Everglades Parkland’s Arnold has owned bitcoin for clients since 2014, starting with a very small position across client portfolios that has since grown far larger. He has not trimmed the position since first acquiring it and has grown comfortable with bitcoin’s volatility. Sometimes he adds to his stash on dips.
“Any new clients must own bitcoin, and Eaglebrook’s SMA platform is a great option for direct allocation to crypto on clients’ behalf. We feel that most financial and investment advisors have not spent the time to understand the asset and protocol,” Arnold says.
Similarly, Weinerman is bullish on bitcoin due to a combination of institutional adoption, macroeconomic trends, and its fundamental scarcity. In his view, the approval of spot bitcoin ETFs last year has opened the door for large-scale institutional investment, increasing demand while supply remains fixed at 21 million coins.
In the meantime, the halving of bitcoin last year further reduced supply, which historically leads to major price surges. (So maybe bitcoin bulls do have history on their side, too!)
“As central banks struggle with inflation and monetary instability, bitcoin is increasingly seen as a digital hedge against devaluation. Metrics show strong accumulation, with more bitcoin being held long-term, reducing sell pressure,” Weinerman says.
Some pretty good counterpunches from the challenger. This one is definitely going the distance.
Wow! What a fight! Both assets truly showed their mettle.
Time to go to the judges’ scorecards! (Keeping in mind, of course, that these are the opinions of merely a few advisors. Feel free to score at home yourself.)
Procyon’s Pongracz gives the nod to bitcoin, calling it “Gold 2.0.”
“It’s scarcer, more liquid, immune to manipulation and, unlike gold, its supply is permanently capped at 21 million coins, ensuring true scarcity,” Pongracz said.
Moving on, Arnold gives the edge to bitcoin as well, saying the cryptocurrency market will continue to grow exponentially with proper regulation and security.
“In the future, assets will be tokenized, and bitcoin, being the oldest protocol, may be the beneficiary of tokenization. Bitcoin is still a great hedge against monetary debasement, which has occurred since the formation of the Federal Reserve in 1913,” Pongracz says.
Next up, Weinerman checks his scorecard, calling the bout in favor of bitcoin.

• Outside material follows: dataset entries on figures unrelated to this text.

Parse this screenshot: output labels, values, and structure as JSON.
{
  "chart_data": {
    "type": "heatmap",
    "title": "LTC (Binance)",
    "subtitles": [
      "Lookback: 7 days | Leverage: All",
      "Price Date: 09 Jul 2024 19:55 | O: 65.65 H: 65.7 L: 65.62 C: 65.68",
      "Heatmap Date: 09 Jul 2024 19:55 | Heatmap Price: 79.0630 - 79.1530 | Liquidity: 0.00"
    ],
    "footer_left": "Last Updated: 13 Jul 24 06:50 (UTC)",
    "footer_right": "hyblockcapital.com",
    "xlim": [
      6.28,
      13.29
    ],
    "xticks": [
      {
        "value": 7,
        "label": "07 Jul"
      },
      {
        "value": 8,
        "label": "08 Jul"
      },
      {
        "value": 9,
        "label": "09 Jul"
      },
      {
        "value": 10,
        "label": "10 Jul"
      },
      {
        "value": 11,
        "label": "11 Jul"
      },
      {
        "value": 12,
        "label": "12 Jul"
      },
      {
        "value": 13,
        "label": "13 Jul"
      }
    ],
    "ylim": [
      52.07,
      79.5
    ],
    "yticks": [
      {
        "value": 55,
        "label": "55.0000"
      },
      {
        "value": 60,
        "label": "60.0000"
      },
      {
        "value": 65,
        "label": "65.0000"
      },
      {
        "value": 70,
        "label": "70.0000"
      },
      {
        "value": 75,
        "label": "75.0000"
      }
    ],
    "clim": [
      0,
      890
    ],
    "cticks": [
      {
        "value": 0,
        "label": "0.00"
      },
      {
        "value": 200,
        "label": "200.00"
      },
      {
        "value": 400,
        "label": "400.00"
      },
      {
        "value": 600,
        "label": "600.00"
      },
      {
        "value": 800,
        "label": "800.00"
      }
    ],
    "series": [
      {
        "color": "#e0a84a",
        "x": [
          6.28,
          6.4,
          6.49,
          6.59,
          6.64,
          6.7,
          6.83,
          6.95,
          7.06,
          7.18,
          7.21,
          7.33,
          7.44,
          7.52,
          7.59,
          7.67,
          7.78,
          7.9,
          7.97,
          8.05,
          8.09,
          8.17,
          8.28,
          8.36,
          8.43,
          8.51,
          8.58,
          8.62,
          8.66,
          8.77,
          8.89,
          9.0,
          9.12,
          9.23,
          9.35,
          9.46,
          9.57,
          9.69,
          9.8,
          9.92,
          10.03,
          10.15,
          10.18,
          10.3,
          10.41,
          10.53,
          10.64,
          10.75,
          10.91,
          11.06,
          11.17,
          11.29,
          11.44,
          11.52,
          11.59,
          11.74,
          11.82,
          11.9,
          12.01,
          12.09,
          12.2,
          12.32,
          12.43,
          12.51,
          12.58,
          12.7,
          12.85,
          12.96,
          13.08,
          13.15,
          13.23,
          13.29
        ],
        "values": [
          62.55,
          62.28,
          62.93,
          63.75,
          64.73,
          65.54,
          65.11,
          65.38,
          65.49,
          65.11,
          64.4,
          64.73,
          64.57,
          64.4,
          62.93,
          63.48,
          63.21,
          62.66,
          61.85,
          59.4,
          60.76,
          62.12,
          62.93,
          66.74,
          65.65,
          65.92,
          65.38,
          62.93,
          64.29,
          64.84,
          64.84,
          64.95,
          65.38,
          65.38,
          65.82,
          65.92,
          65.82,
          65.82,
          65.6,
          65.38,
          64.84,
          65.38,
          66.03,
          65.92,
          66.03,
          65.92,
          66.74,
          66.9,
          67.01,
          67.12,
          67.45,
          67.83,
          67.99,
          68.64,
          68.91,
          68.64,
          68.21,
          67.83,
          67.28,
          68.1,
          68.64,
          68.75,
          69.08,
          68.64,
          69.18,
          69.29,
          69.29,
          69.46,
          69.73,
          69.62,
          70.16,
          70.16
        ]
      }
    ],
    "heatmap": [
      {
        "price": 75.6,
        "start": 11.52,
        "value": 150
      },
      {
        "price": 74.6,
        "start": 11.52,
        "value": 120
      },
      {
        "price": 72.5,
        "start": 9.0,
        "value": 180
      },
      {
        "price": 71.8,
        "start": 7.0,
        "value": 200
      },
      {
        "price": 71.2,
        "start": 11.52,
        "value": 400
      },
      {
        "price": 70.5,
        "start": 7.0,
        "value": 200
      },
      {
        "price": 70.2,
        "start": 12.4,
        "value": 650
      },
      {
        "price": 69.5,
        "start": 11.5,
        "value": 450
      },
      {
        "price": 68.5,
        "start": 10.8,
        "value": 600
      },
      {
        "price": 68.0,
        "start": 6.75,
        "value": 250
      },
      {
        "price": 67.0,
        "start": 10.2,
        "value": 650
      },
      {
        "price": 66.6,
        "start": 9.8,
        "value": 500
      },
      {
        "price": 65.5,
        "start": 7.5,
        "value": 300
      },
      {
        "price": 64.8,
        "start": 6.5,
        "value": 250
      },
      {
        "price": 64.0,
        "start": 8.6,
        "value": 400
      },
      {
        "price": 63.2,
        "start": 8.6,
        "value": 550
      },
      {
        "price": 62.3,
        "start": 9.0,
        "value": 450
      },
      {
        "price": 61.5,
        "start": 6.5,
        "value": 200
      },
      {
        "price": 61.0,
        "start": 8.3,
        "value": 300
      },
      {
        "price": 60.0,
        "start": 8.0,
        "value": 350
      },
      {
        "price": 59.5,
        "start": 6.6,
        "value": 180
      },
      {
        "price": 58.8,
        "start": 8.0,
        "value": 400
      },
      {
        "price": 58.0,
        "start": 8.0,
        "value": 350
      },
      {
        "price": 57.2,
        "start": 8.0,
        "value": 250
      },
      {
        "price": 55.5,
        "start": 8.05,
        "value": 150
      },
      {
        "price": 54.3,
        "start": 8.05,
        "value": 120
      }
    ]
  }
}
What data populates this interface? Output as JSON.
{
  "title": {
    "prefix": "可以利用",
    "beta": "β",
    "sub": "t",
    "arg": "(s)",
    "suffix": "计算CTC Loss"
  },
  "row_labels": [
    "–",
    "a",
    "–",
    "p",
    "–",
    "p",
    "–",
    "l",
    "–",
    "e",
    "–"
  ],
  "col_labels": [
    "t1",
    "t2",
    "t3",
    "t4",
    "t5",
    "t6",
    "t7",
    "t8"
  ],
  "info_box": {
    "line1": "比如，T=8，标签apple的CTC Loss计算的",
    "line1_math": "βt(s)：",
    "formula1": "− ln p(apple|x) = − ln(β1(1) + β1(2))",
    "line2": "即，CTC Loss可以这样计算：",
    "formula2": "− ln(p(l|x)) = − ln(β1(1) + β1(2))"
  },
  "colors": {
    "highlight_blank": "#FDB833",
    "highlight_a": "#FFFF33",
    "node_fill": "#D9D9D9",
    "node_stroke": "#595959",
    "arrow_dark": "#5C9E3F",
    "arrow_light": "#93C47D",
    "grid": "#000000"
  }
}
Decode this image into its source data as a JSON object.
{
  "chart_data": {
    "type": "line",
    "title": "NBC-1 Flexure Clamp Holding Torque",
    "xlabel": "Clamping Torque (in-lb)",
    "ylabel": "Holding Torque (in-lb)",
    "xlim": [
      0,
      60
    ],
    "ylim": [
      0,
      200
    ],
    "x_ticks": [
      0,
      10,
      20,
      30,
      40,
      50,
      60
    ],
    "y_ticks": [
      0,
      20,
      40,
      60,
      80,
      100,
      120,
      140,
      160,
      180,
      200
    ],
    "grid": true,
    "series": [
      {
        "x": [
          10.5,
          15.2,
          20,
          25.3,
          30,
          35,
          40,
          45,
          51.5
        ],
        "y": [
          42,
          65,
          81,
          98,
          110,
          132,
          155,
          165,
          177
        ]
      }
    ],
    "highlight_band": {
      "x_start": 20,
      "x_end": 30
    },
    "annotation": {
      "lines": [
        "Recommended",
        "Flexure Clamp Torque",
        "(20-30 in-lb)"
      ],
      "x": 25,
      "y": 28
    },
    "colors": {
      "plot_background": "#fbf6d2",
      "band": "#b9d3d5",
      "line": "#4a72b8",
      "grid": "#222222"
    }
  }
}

“While gold has been used for thousands of years, its supply is not truly finite, as new mining discoveries and technological advancements can increase availability. Bitcoin, however, has a mathematically enforced cap of 21 million coins, ensuring scarcity. It is also far more portable, allowing for instant, borderless transactions, unlike gold, which is costly and cumbersome to transport,” Weinerman said.
Finally, Wheeler Crowley, co-founder of CoFi Advisors, makes it a unanimous decision.
“Bitcoin wasn’t just the top-performing asset in 2024, it’s been the top performing asset for a decade. Neither of them is effective inflation hedges – they were both losing investments in 2022, although bitcoin more dramatically so. However, bitcoin has demonstrated throughout its history that it’s worthy of holding, or even adding to, through the volatility,” Crowley says.
Adds Crowley, “Comparing gold to bitcoin is like comparing Will Smith to Mike Tyson[KP1] – it isn’t a fair fight.”